Por Elisandro Ricardo Drechsler-Santos – departamento de Botânica UFSC; Mateus Guterres Mendonça – graduando em Jornalismo pela UFSC
Imagine a cena: alpinistas encontram um corpo congelado a mais de 3.000 metros de altitude nos Alpes, entre a Itália e a Áustria, em 1991. Esse homenzinho, com pouco mais de 1 metro e meio de altura — mas com mais de 5 mil anos — foi apelidado de Ötzi, o Homem do Gelo. Desde sua descoberta, ele vem sendo estudado como uma verdadeira cápsula do tempo, oferecendo pistas sobre a dieta, as doenças e os costumes de nossos ancestrais.
E os fungos? O que têm a ver com essa história?
Vamos começar a responder pelo que já era conhecido. Ötzi carregava consigo alguns fungos de forma intencional, pois eram úteis para sua sobrevivência. Entre os itens encontrados em sua bolsinha pessoal, estavam duas espécies de orelha-de-pau: Fomes fomentarius e Fomitopsis betulina. Acredita-se que Fomes fomentarius era usado para iniciar fogo, já que possui propriedades inflamáveis. Já Fomitopsis betulina provavelmente era utilizado por suas propriedades medicinais, conhecidas desde aquela época — como no combate a vermes e outros microrganismos indesejáveis. Como dito, isso não é nenhuma novidade atual, pois já era algo cogitado e bastante discutido já na descoberta de Ötzi.

Acontece que recentemente, pesquisadores conseguiram recuperar DNA antigo do intestino de Ötzi. Essa não é uma tarefa fácil, ainda mais em amostras com mais de 5 mil anos, onde o DNA pode estar bem degradado. No caso de Ötzi, isso só foi possível graças a tecnologias recentes e análises bioinformáticas de última geração, capazes de extrair, identificar, filtrar e autenticar fragmentos genéticos, muitas vezes curtos e danificados.

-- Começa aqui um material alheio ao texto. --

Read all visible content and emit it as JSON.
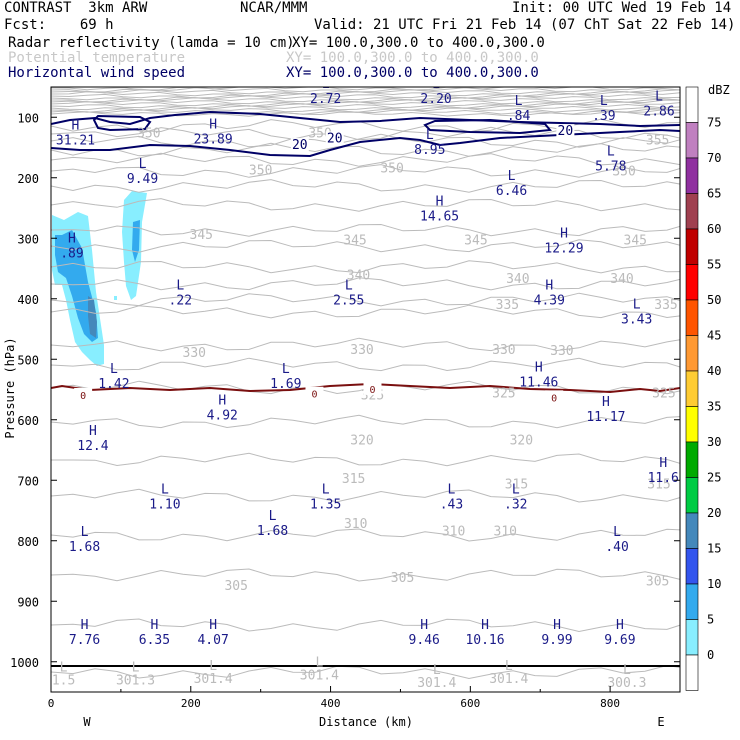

As ferramentas computacionais altamente sensíveis foram importantes para distinguir o que realmente pertence ao passado de possíveis contaminações modernas. E desta forma, os cientistas descobriram fragmentos de DNA fúngico extremamente antigos, preservados ao longo dos milênios. Entre eles, material genético de fungos do gênero Pseudogymnoascus, possivelmente das espécies Pseudogymnoascus destructans e Pseudogymnoascus verrucosus, que são parentes de um fungo conhecido hoje por causar uma grave doença em morcegos.

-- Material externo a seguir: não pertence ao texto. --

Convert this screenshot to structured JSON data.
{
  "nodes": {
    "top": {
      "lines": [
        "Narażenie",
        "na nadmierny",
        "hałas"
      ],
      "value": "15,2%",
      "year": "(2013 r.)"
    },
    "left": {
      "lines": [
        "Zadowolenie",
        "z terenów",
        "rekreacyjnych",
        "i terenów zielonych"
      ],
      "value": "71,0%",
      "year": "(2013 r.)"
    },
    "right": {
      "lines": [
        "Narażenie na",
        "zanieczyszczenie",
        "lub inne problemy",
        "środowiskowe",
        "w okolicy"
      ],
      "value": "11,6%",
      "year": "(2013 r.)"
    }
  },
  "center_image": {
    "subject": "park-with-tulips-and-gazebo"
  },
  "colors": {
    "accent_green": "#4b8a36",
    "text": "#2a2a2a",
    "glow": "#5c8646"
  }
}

Mas o que esse fungo estava fazendo ali?
A hipótese mais provável, de acordo com autores do artigo recentemente publicado, é que tenha sido ingerido junto com alimentos contaminados — talvez frutas secas, raízes ou carne embalada em folhas com resíduos de solo. A ausência do fungo em outras partes do corpo de Ötzi, como tecidos musculares, reforça a ideia de que sua presença está relacionada à alimentação, e não a uma contaminação ambiental posterior.
Mesmo sem estar vivo, o DNA do fungo resistiu ao tempo. Isso é possível graças às características do gênero Pseudogymnoascus, formado por espécies conhecidas por sobreviverem em ambientes extremos — incluindo temperaturas inferiores a −20 °C. Essa incrível resistência pode ter permitido que vestígios do fungo permanecessem preservados no intestino de Ötzi por milhares de anos.

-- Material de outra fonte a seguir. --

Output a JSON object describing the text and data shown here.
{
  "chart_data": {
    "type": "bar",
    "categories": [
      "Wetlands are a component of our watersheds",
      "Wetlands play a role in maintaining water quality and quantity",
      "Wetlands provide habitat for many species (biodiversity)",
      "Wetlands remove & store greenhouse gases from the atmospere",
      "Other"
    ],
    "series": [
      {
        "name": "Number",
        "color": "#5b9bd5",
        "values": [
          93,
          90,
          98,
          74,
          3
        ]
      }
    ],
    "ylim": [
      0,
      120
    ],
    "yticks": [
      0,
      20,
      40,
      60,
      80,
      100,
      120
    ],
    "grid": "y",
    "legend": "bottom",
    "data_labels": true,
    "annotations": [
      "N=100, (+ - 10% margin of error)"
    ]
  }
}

Uma verdadeira cápsula do tempo microbiológica.
Este estudo mostra que fungos, mesmo aqueles invisíveis a olho nu, têm muito a nos contar. Eles revelam hábitos alimentares, condições ambientais e até nos ajudam a reconstruir aspectos do clima da época. São testemunhas de um passado distante.
Fungos são especialistas em persistir. Estão na floresta, no solo, no intestino… e, ao que tudo indica, também nos acompanham ao longo da história. Estavam com Ötzi. E seguem conosco.